Speaking of execution, let’s talk overkill. Any game like this has an economy for buying cards and supplies, and .Forty-Five only pays you for as much damage as you didn’t need. Every point of damage past 0 is a dollar, and I cannot believe I haven’t seen this system done in a deckbuilder before. Making overkill and cash 1:1 incentivizes perfect balance of defense and offense, trying to set opponents up with juuuuust a smidge of health before blowing them to kingdom come without getting shot to swiss cheese first. The temptation to stretch a fight out just one more turn as you try to draw into your bombs is ever present, and that tension only ratchets up as your enemies grow stronger and you need more moolah. The game also takes care to reward you with bullet options after most events, keeping the dopamine flowing. Sure it’s a bit of a downer in the rare case where a post-fight offering has a duplicate card, but hey, free stuff!
It is absolutely insane that a small student project has games made by massive teams with far greater budgets beat on mechanical creativity and quality of life. I haven’t even mentioned how it allows you to construct multiple decks mid-run! And just switch builds on the fly! It’s amazing! I never knew I wanted that because no other game in this niche has committed to the idea this hard! Your backpack lets you hang onto interesting combo pieces without ruining your deck so you can try different builds whenever you want, as well as switch decks entirely if you’re going into a fight where the one you’ve been using would be disadvantaged. It also solves the genre’s often limited access to culling crap cards out of your decks because, you know, you can just reconstruct between fights and pocket the rest. It’s a simple solution to a complex problem, and I’m kind of in awe of just how well it works.
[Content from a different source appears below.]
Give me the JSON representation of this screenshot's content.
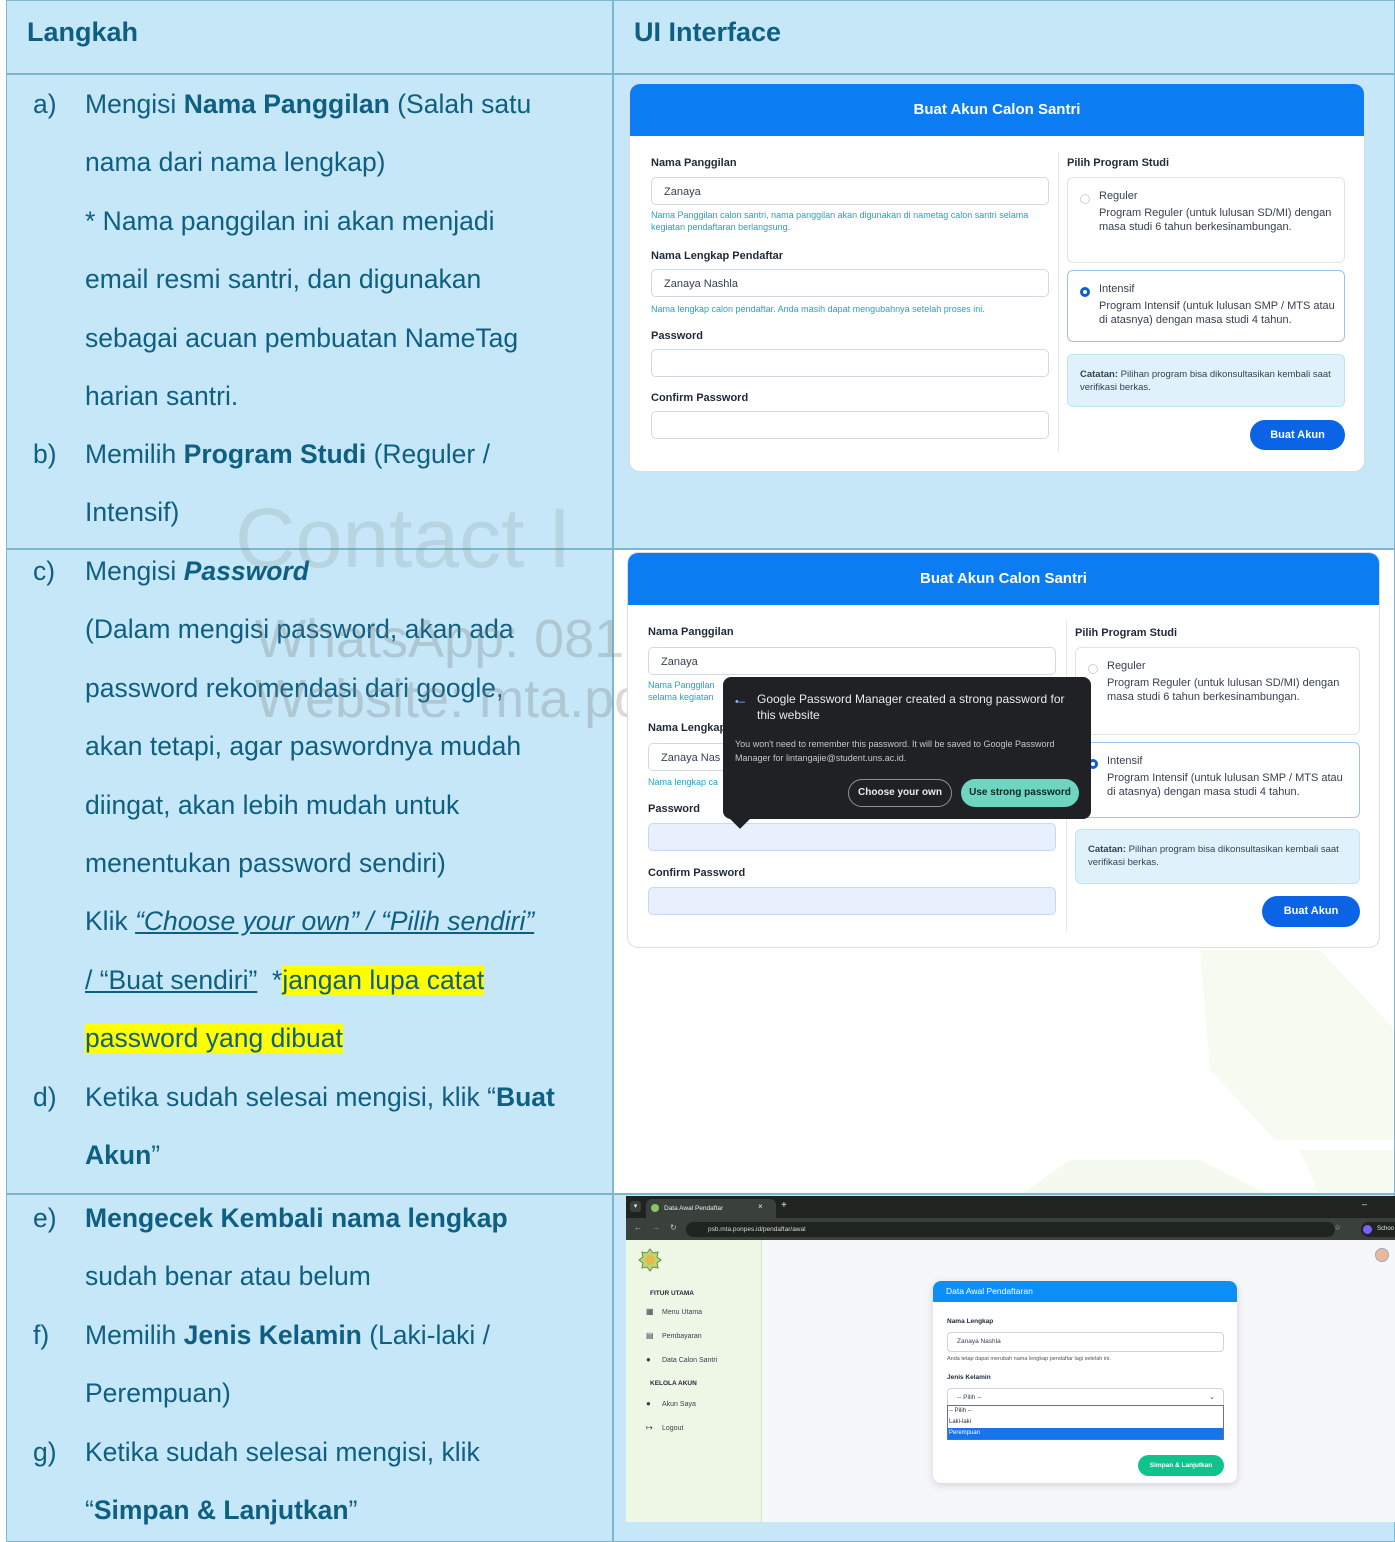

I won’t pretend I don’t have notes. The hand-drawn art style is charming but could be shined up a tad for clarity. Writing is weak and has some typos. Sound on the whole is a bit repetitive and limited. Do I want more bullet sounds? Yes, desperately, they deserve it. But does any of that really matter? At time of writing this game is being actively updated on a weekly basis, and the game was released open source, so moddability is well within the community’s grasp. You can feel that this game, moreso than just about any of the other games in the most recent Steam Deck Builders Fest, comes from a place of deep understanding and appreciation of the genre that allows them to both embrace and subvert its conventions. .Forty-Five feels like a gift made by card game people for card game people, and we’d all be fools to turn it down.
As a final note to the devs themselves: I respect not charging for a student project but I want to be clear: if a sequel or some sort of substantial expansion comes along, please let me give you money for it. I’ll be there with spurs on.